El Universal reports that María Corina Machado, former assemblywoman in Venezuela’s National Assembly and leader of the most conservative sector of the anti-government opposition, concluded a several-hour questioning at the attorney general’s office on Monday in connection with her alleged role in a plot to assassinate Venezuelan president Nicolás Maduro and stage a subsequent coup. Corina Machado, who had been subpoenaed by the office along with six other prominent opposition voices earlier this month, said after the questioning had ended that the government had no evidence against her.

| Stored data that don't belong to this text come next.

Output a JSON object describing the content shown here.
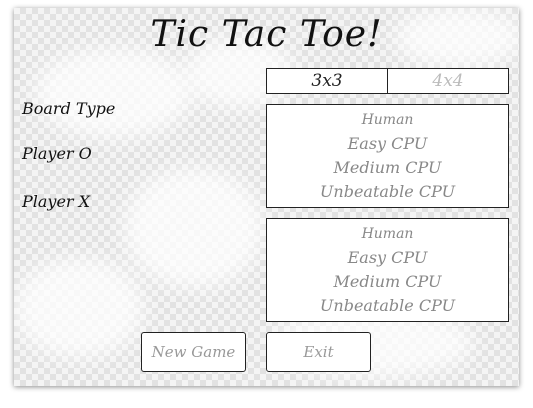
{
  "title": "Tic Tac Toe!",
  "labels": {
    "board_type": "Board Type",
    "player_o": "Player O",
    "player_x": "Player X"
  },
  "board_type": {
    "options": [
      "3x3",
      "4x4"
    ],
    "selected": "3x3"
  },
  "player_o_options": [
    "Human",
    "Easy CPU",
    "Medium CPU",
    "Unbeatable CPU"
  ],
  "player_x_options": [
    "Human",
    "Easy CPU",
    "Medium CPU",
    "Unbeatable CPU"
  ],
  "buttons": {
    "new_game": "New Game",
    "exit": "Exit"
  }
}
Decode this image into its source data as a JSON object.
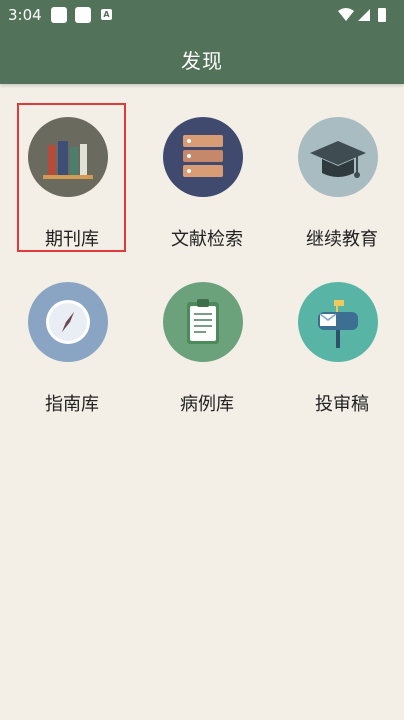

“I can’t give details, but there is no evidence to charge me with any crime,” she told El Nacional, a newspaper widely seen as being sympathetic to the opposition and whose editor has also been subpoenaed in connection with the alleged plot. The Popular Will party leader was stripped of her seat in April after accepting Panama’s offer to serve as an alternative representative before the Organization of American States, where she sought to give ambassadors her version of the government’s response to protests. In late May, several top lawmakers presented accusations against her based on emails she had allegedly sent to a US envoy to Colombia in which she called for the “financing to crush Maduro.” Corina Machado says the emails are fake.
During a press conference with journalists following the interrogation, the former lawmaker said that she was being harassed by a “dictatorship,” saying her phone and email had been infiltrated. “Even so, I still don’t have the most basic right, which is the right to defense. I was not allowed to enter [the questioning] with a lawyer and not allowed to see the record,” she said. “I spoke the truth with the consciousness of a person who has always acted under the Constitution, her values and the truth. This battle we are engaged in is moral and for the truth.”